Les dividendes des sociétés européennes attendus en hausse de 7,7 % en 2018
Dans sa dernière étude Capital Income: Dividends, AllianzGI anticipe des versements de dividendes de 323 milliards d’euros de la part des entreprises européennes en 2018.
Dans un communiqué publié par la société, Jörg de Vries-Hippen, CIO Actions Europe chez Allianz Global Investors,déclare s’attendre à ce que les dividendes versés par les sociétés européennes s’élèvent à un montant record de 323 milliards d’euros en 2018, soit près de 23 milliards d’euros (7,7 %) de plus qu’en 2017. Il est convaincu que les dividendes ne sont que l’une des raisons pour lesquelles les actions européennes sont particulièrement attrayantes :
« Il y a longtemps que les perspectives n’ont pas été aussi prometteuses qu’en ce début d’année 2018. L'économie européenne se porte bien et les bénéfices des entreprises devraient continuer à évoluer positivement, une situation qui a un impact favorable sur les paiements de dividendes et les ratios de distribution des sociétés. Dans l’ensemble, nous prévoyons une croissance des bénéfices d’environ 8 %, ou légèrement inférieure si la vigueur de l’euro persiste.
L’an dernier, 80 % des bénéfices ont été distribués sous forme de dividendes - un record historique. Cela signifie que les entreprises ne souhaitent plus se développer à n’importe quel prix. Une plus grande attention est accordée aux intérêts des actionnaires dans l’utilisation des bénéfices des sociétés. »

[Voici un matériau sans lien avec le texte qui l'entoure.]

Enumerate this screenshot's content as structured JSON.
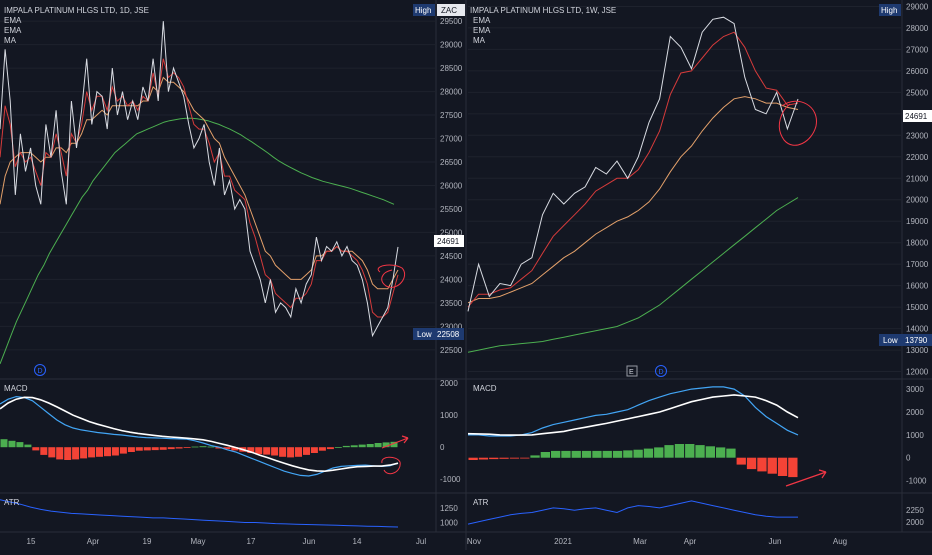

En Europe, c’est au Portugal (avec 4,47%), puis en Espagne (4,07 %) et, enfin, en Finlande (4,02 %), que le rendement moyen du dividende a été le plus élevé en 2017. Le Royaume-Uni, qui est traditionnellement le marché le plus important en termes de volume pour les investisseurs en quête de dividendes, s’est classé au quatrième rang (3,98 %). En Allemagne, le rendement moyen du dividende s’est établi à 2,51 % en 2017.
D’après Jörg de Vries-Hippen, qui gère le fonds Allianz European Equity Dividend au sein duquel il privilégie les sociétés distribuant des dividendes élevés, « ces moyennes sont une référence importante et sont extrêmement révélatrices de la valorisation de chaque marché. Selon moi, les facteurs décisifs sont le montant du dividende et la manière dont une entreprise est à même de convertir les flux de trésorerie attendus en une politique de dividende durable. Sur presque toutes les places boursièreseuropéennes, nous pouvons aujourd’hui trouver des entreprises qui satisfont à nos normes de qualité sur ces deux facteurs. A l’heure actuelle, les entreprises issues des secteurs pétrolier, des télécommunications et de l’assurance sont particulièrement intéressantes du point de vue des dividendes ».
Même si la performance annuelle moyenne des actions peut se révéler négative sur une période de détention de cinq ans, les dividendes versés régulièrement contribuent positivement à la performance des actions. Sur le long terme, les versements de dividendes représentent environ un tiers de leur performance totale, selon les experts d’AllianzGI. La contribution des dividendes à la performance totale annualisée est la plus élevée en Europe (38,2 %), puis en Amérique du Nord (31,0 %) et en Asie-Pacifique (hors Japon) (28,9 %)3. « Depuis des années, le rendement des dividendes en Europe est supérieur de plus de deux pourcents au rendement du Bund allemand à 10 ans », précise Hans-Jörg Naumer, responsable de l’équipe Capital Market Analysis.